While both of these scenarios achieve the desired result of meeting customer needs, they also can significantly increase your fulfillment costs while limiting your ability to scale your operations as your business grows.

Limit Your Warehouse Customizations

The less complex retailers can make interactions between their warehouses or 3PLs, the more scalable they can become. Retailers should aim to limit warehouse functionality to the most basic operations—receive, store and ship items. 

If you implement complicated warehouse workflows, once your business begins to grow, you’ll need to find a new warehouse or 3PL that can meet the unique needs created based on the complicated setup you originally established. It will be difficult to find and train new facilities to accommodate custom functions, and you’ll be charged more per order to handle these tasks—sometimes even without your knowledge.

Establish Automated Workflows

Normally, order management systems handle order routing, but they’re limited by only having order level information. Without real-time stock updates and multichannel capabilities, these systems fail to dynamically change orders based on available inventory—particularly across multiple warehouses. 

With centralized inventory control platforms capable of automating operational workflows, you can optimize order and fulfillment routing across all your sales channels and warehouse locations, all while reducing manual labor and simplifying preorders, backorders and order splitting.

Optimize for Cost—or Customer Experience

A major benefit of creating a streamlined fulfillment workflow is that it provides you with more options and flexibility later. If your goal is to optimize for shipping costs, when a customer orders two items—one of which is backordered—you can wait until both items are in stock before sending that complete, single order to the customer.

If you want to optimize for customer experience, it’d be imperative that your system can send the available item right away and then know to send the second item once it’s in stock. With the ability to automate order splitting and fulfillment logic, you can make the business decision to forgo saving on ancillary shipping costs in order to satisfy the customer without being forced to incur the manual labor costs typically required to support that decision. 

Depending on your size and growth goals, one approach might be more important to you now, but your long-term vision might include optimizing for the other. Use a system that enables flexibility as you scale or your needs change. 

Don’t Lose Sales Because You’re Unable to Process Preorders and Backorders

Each year, retailers lose $1.75 trillion due to out-of-stocks. The opportunity cost of not being able to process backorders is high. When you can allow customers to place an order, even if you don’t currently have the inventory on-hand, you’re preventing your business from losing a sale (and customers are likely to abandon a whole shopping cart if just one item is out-of-stock). 

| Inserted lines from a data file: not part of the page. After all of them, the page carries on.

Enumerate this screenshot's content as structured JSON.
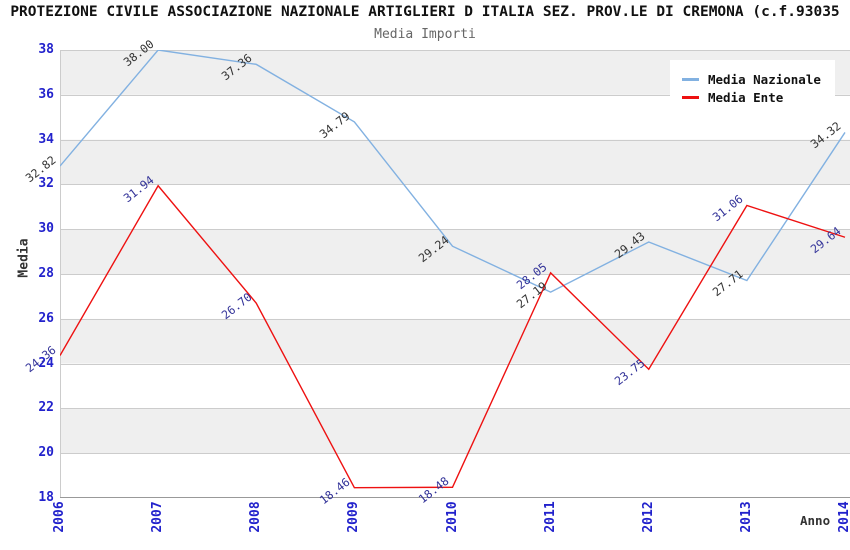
{
  "chart_data": {
    "type": "line",
    "title": "PROTEZIONE CIVILE ASSOCIAZIONE NAZIONALE ARTIGLIERI D ITALIA SEZ. PROV.LE DI CREMONA (c.f.93035",
    "subtitle": "Media Importi",
    "xlabel": "Anno",
    "ylabel": "Media",
    "categories": [
      "2006",
      "2007",
      "2008",
      "2009",
      "2010",
      "2011",
      "2012",
      "2013",
      "2014"
    ],
    "series": [
      {
        "name": "Media Nazionale",
        "color": "#82b1e1",
        "label_color": "#333333",
        "values": [
          32.82,
          38.0,
          37.36,
          34.79,
          29.24,
          27.19,
          29.43,
          27.71,
          34.32
        ]
      },
      {
        "name": "Media Ente",
        "color": "#ee1111",
        "label_color": "#333399",
        "values": [
          24.36,
          31.94,
          26.7,
          18.46,
          18.48,
          28.05,
          23.75,
          31.06,
          29.64
        ]
      }
    ],
    "ylim": [
      18,
      38
    ],
    "ytick_step": 2,
    "grid": "horizontal-bands",
    "legend_position": "top-right",
    "colors": {
      "tick_text": "#2222cc",
      "band_alt": "#efefef",
      "band_base": "#ffffff",
      "gridline": "#cccccc",
      "axis_line": "#999999",
      "title_text": "#111111",
      "subtitle_text": "#666666",
      "axis_title_text": "#333333",
      "legend_bg": "#ffffff"
    }
  }
}
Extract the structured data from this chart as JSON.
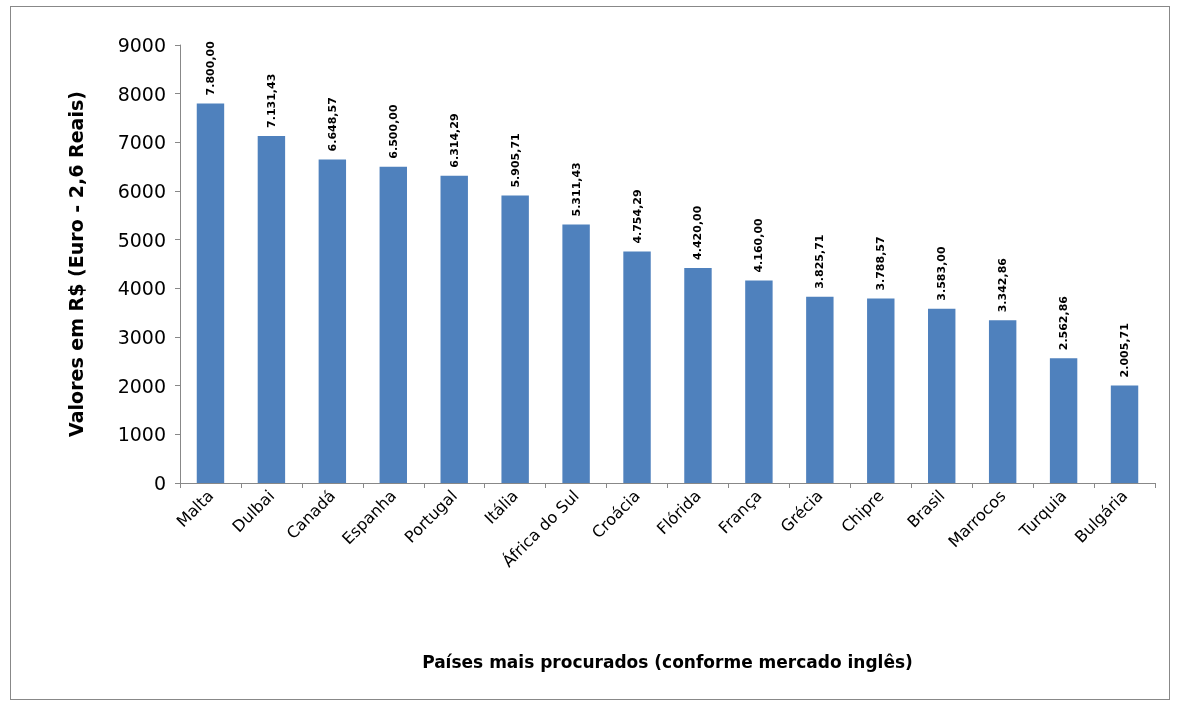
{
  "chart_data": {
    "type": "bar",
    "xlabel": "Países mais procurados (conforme mercado inglês)",
    "ylabel": "Valores em R$ (Euro - 2,6 Reais)",
    "categories": [
      "Malta",
      "Dulbai",
      "Canadá",
      "Espanha",
      "Portugal",
      "Itália",
      "África do Sul",
      "Croácia",
      "Flórida",
      "França",
      "Grécia",
      "Chipre",
      "Brasil",
      "Marrocos",
      "Turquia",
      "Bulgária"
    ],
    "values": [
      7800,
      7131.43,
      6648.57,
      6500,
      6314.29,
      5905.71,
      5311.43,
      4754.29,
      4420,
      4160,
      3825.71,
      3788.57,
      3583,
      3342.86,
      2562.86,
      2005.71
    ],
    "value_labels": [
      "7.800,00",
      "7.131,43",
      "6.648,57",
      "6.500,00",
      "6.314,29",
      "5.905,71",
      "5.311,43",
      "4.754,29",
      "4.420,00",
      "4.160,00",
      "3.825,71",
      "3.788,57",
      "3.583,00",
      "3.342,86",
      "2.562,86",
      "2.005,71"
    ],
    "color": "#4f81bd",
    "ylim": [
      0,
      9000
    ],
    "yticks": [
      0,
      1000,
      2000,
      3000,
      4000,
      5000,
      6000,
      7000,
      8000,
      9000
    ],
    "grid": false
  }
}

Additionally, preorders provide an opportunity for retailers to test demand for products as well as build excitement for launches. A system that enables you to process both preorders and backorders is likely to increase your revenue and enhance your customer experience.

For retailers to sustainably grow, their operations must be capable of scaling along with them. To gain multichannel efficiency and flexibility while minimizing costs and complexities, retailers need a centralized operations platform to automate advanced order and fulfillment workflows. When you shift operational complexities from your warehouses to dynamic management systems, you can effectively eliminate the need for added labor and training costs while establishing a scalable foundation to support continual growth and meet customer demands.